After Mexico's independence; English miners arrived here from Cornwall, from Pachuca, Necaxa and Real del Monte to build the Grand Channel of Mexico City Waters. Also many people from other states of Mexico arrived as Oaxaca, Veracruz, Puebla and Hidalgo for working. This engineering work was important for Mexico City. In this period many mixed families, grew up the population until the Mexican Revolution when many people died by the war. All through the 20th century the people suffered poverty, hunger and lack of employment, many people emigrated to the north of Mexico and other people to the United States, others settled in Mexico City. In the decade of the 80s, towards the end of 20th century, the population grew up and the quality of life of the inhabitants improved.

In the village of Santiago Tequixquiac there were 22,676 inhabitants in 2010.

==Culture==

===Historical monuments===
- Saint James Apostle Parish is a most important monument in Santiago Tequixquiac town is located at Cuauhtémoc Main Plaza. This temple was constructed in various phases. The atrium was a large space encased in stone with a cross on top of it but with Christian and indigenous symbols mixed on its walls. In each of its four corners there are wells and in the center there is an open space with Solomonic columns. The facade contains two doorways that are elaborately decorated in stonework which contains indigenous symbolism as well. The temple and the town are dedicated to the Apostle James.
- El Calvario Chapel is catholic chapel built by religious activities for indigenous people in 1796.
- Great Channel of Tequixquiac was a construction built in 1937 for to continue the working Water system of Mexico City.
- Municipal House of Tequixquiac, is government house of the Ayuntamiento municipal seat, is located at Cuauhtémoc Main Plaza, into was painted murals that to describe a municipal history, since prehistoric to the 20th century.
- El Mesias Methodist church of Tequixquiac was the first Protestant temple built in Tequixquiac for English mine workers precedents from Real del Monte and Pachuca city, who built the second phase of the desagüe channel of Gran Canal with a British company in 1872. In old Acatlan Hacienda was the first temple inside the working campament, after was built in Tequixquiac Downtown in 1901.
- Casa de los Padres a residence firstly inhabited by a catholic priest, was built in 1930 with a New Spain style.

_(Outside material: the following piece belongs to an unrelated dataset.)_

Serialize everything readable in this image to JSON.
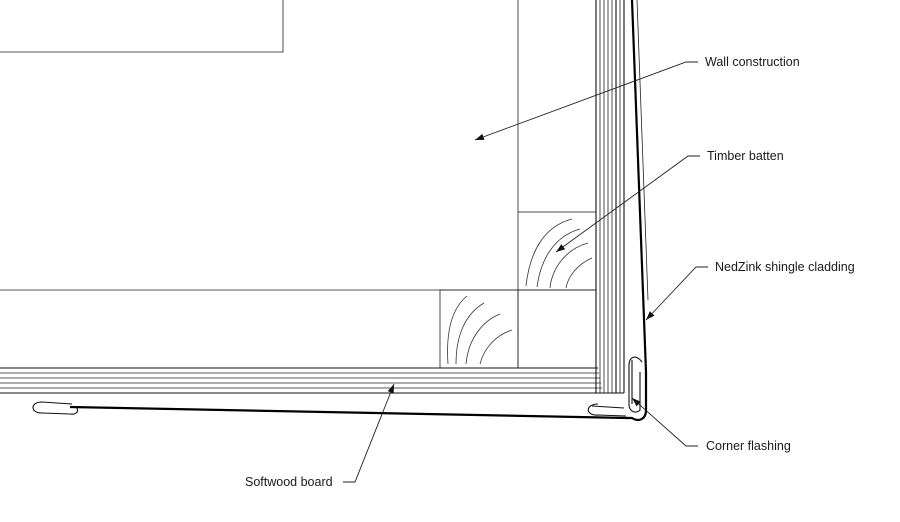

Other owners were a Salinas family and Pérez family.
- Old cemetery Is a monument built in 1920, many death was changed from Saint James Apostle Parish to cemetery, after was made an agricultural defenders commemoration in the army movement into lands of Santiago Tequixquiac ejido (communal lands).
- Great Channel of El Tajo was a construction built in various phases, was inaugurated in 1900 by president Porfirio Díaz as the working Water system of Mexico City.
- Calcium oxide horns and chimney was constructions built for start the caves of Great Channel of Mexico City.

==Notable people==
- Fortino Hipólito Vera y Talonia (1812-1889), philosopher and writer, bishop of Cuernavaca.
- Jorge Sánchez García (1943), leader, activist and politician, leader of Luz y Fuerza del Centro.

== Bibliography ==
- Bando Municipal de Policía y Buen Gobierno, 2008.
- Monografía Municipal de Tequixquiac, Rodríguez Peláez María Elena, 1999.
- El Refugio un lugar con historia, Rodríguez Reyes, María Jazmín, 2003.
- Santiago Tequixquiac, pueblo metropolitano, Rodríguez Villegas, Manuel, 2014.